User space can only pop shadow stack.  longjmp does

#ifdef SHADOW_STACK_POINTER_OFFSET
# if IS_IN (libc) && defined SHARED && defined FEATURE_1_OFFSET
/* Check if Shadow Stack is enabled.  */
testl $X86_FEATURE_1_SHSTK, %fs:FEATURE_1_OFFSET
jz L(skip_ssp)
# else
xorl %eax, %eax
# endif
/* Check and adjust the Shadow-Stack-Pointer.  */
/* Get the current ssp.  */
rdsspq %rax
/* And compare it with the saved ssp value.  */
subq SHADOW_STACK_POINTER_OFFSET(%rdi), %rax
je L(skip_ssp)
/* Count the number of frames to adjust and adjust it
   with incssp instruction.  The instruction can adjust
   the ssp by [0..255] value only thus use a loop if
   the number of frames is bigger than 255.  */
negq %rax
shrq $3, %rax
/* NB: We saved Shadow-Stack-Pointer of setjmp.  Since we are
       restoring Shadow-Stack-Pointer of setjmp's caller, we
       need to unwind shadow stack by one more frame.  */
addq $1, %rax

movl $255, %ebx
L(loop):
cmpq %rbx, %rax
cmovb %rax, %rbx
incsspq %rbx
subq %rbx, %rax
ja L(loop)

L(skip_ssp):
#endif

> If it can be written you don't really have to worry about what code
> is trying to do - it can actually do what it likes.
> It just catches unintentional operations (like buffer overflows).
>
> Was there any 'spare' space in struct jmpbuf ?
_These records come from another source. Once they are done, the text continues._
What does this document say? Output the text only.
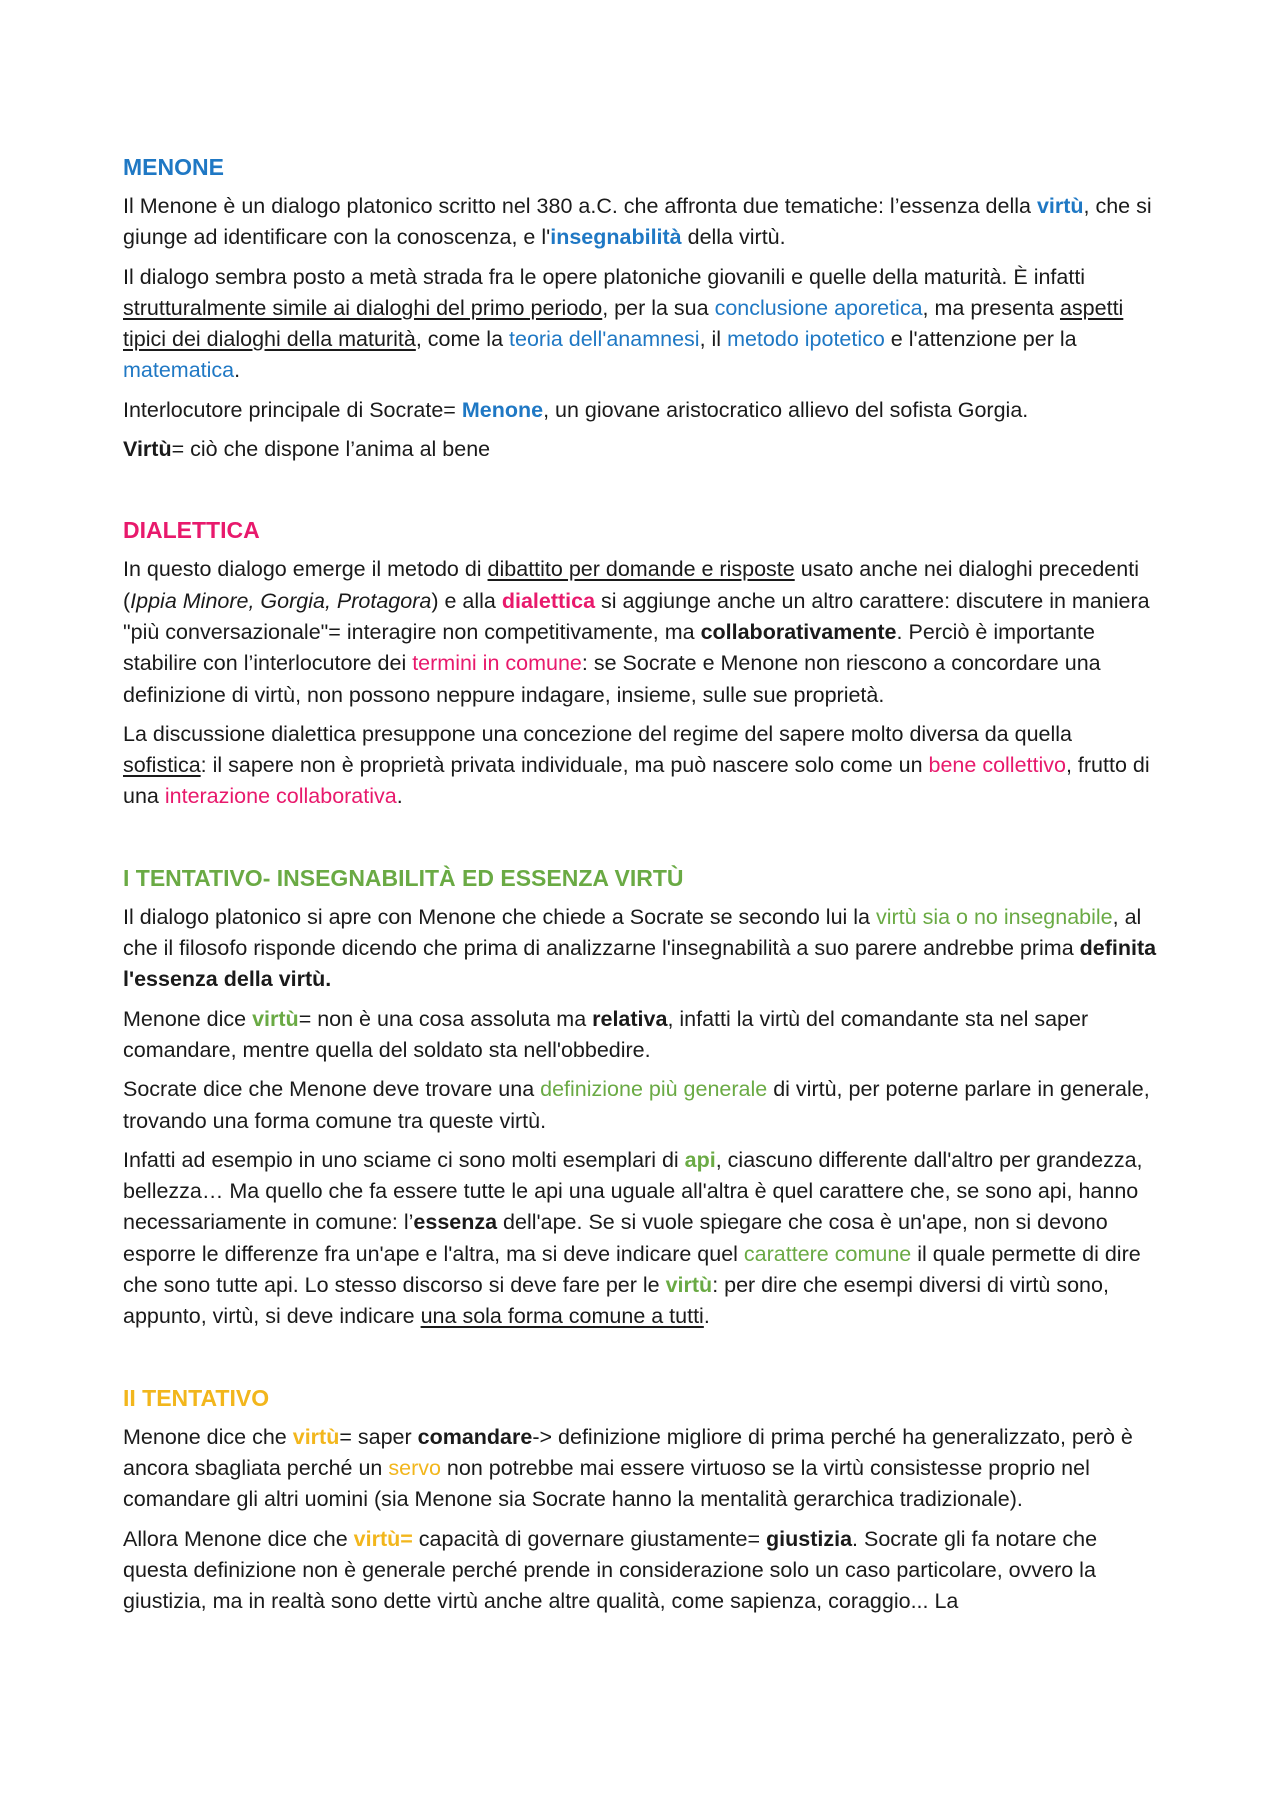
MENONE

Il Menone è un dialogo platonico scritto nel 380 a.C. che affronta due tematiche: l’essenza della virtù, che si giunge ad identificare con la conoscenza, e l'insegnabilità della virtù.

Il dialogo sembra posto a metà strada fra le opere platoniche giovanili e quelle della maturità. È infatti strutturalmente simile ai dialoghi del primo periodo, per la sua conclusione aporetica, ma presenta aspetti tipici dei dialoghi della maturità, come la teoria dell'anamnesi, il metodo ipotetico e l'attenzione per la matematica.

Interlocutore principale di Socrate= Menone, un giovane aristocratico allievo del sofista Gorgia.

Virtù= ciò che dispone l’anima al bene

DIALETTICA

In questo dialogo emerge il metodo di dibattito per domande e risposte usato anche nei dialoghi precedenti (Ippia Minore, Gorgia, Protagora) e alla dialettica si aggiunge anche un altro carattere: discutere in maniera "più conversazionale"= interagire non competitivamente, ma collaborativamente. Perciò è importante stabilire con l’interlocutore dei termini in comune: se Socrate e Menone non riescono a concordare una definizione di virtù, non possono neppure indagare, insieme, sulle sue proprietà.

La discussione dialettica presuppone una concezione del regime del sapere molto diversa da quella sofistica: il sapere non è proprietà privata individuale, ma può nascere solo come un bene collettivo, frutto di una interazione collaborativa.

I TENTATIVO- INSEGNABILITÀ ED ESSENZA VIRTÙ

Il dialogo platonico si apre con Menone che chiede a Socrate se secondo lui la virtù sia o no insegnabile, al che il filosofo risponde dicendo che prima di analizzarne l'insegnabilità a suo parere andrebbe prima definita l'essenza della virtù.

Menone dice virtù= non è una cosa assoluta ma relativa, infatti la virtù del comandante sta nel saper comandare, mentre quella del soldato sta nell'obbedire.

Socrate dice che Menone deve trovare una definizione più generale di virtù, per poterne parlare in generale, trovando una forma comune tra queste virtù.

Infatti ad esempio in uno sciame ci sono molti esemplari di api, ciascuno differente dall'altro per grandezza, bellezza… Ma quello che fa essere tutte le api una uguale all'altra è quel carattere che, se sono api, hanno necessariamente in comune: l’essenza dell'ape. Se si vuole spiegare che cosa è un'ape, non si devono esporre le differenze fra un'ape e l'altra, ma si deve indicare quel carattere comune il quale permette di dire che sono tutte api. Lo stesso discorso si deve fare per le virtù: per dire che esempi diversi di virtù sono, appunto, virtù, si deve indicare una sola forma comune a tutti.

II TENTATIVO

Menone dice che virtù= saper comandare-> definizione migliore di prima perché ha generalizzato, però è ancora sbagliata perché un servo non potrebbe mai essere virtuoso se la virtù consistesse proprio nel comandare gli altri uomini (sia Menone sia Socrate hanno la mentalità gerarchica tradizionale).

Allora Menone dice che virtù= capacità di governare giustamente= giustizia. Socrate gli fa notare che questa definizione non è generale perché prende in considerazione solo un caso particolare, ovvero la giustizia, ma in realtà sono dette virtù anche altre qualità, come sapienza, coraggio... La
By pure luck, we have ONE spare space in sigjmp_buf.

> Otherwise you can only enable shadow stacks if everything has been
> recompiled - including any shared libraries the might be dlopen()ed.
> (or does the compiler invent an alloca() call somehow for a
> size that comes back from glibc?)
>
> I've never really considered how setjmp/longjmp handle callee saved
> register variables (apart from it being hard).
> The original pdp11 implementation probably only needed to save r6 and r7.
>
> What does happen to all the 'extended state' that XSAVE handles?
> IIRC all the AVX registers are caller saved (so should probably
> be zerod), but some of the SSE ones are callee saved, and one or
> two of the fpu flags are sticky and annoying enough the save/restore
> at the best of times.
>
> > It sounds like it would help to write up in a lot more detail exactly
> > how all the signal and specialer stack manipulation scenarios work in
> > glibc.
>
> Some cross references might have made people notice that the ucontext
> extensions for AVX512 (if not earlier ones) broke the minimal/default
> signal stack size.
>
>         David
>

-- 
H.J.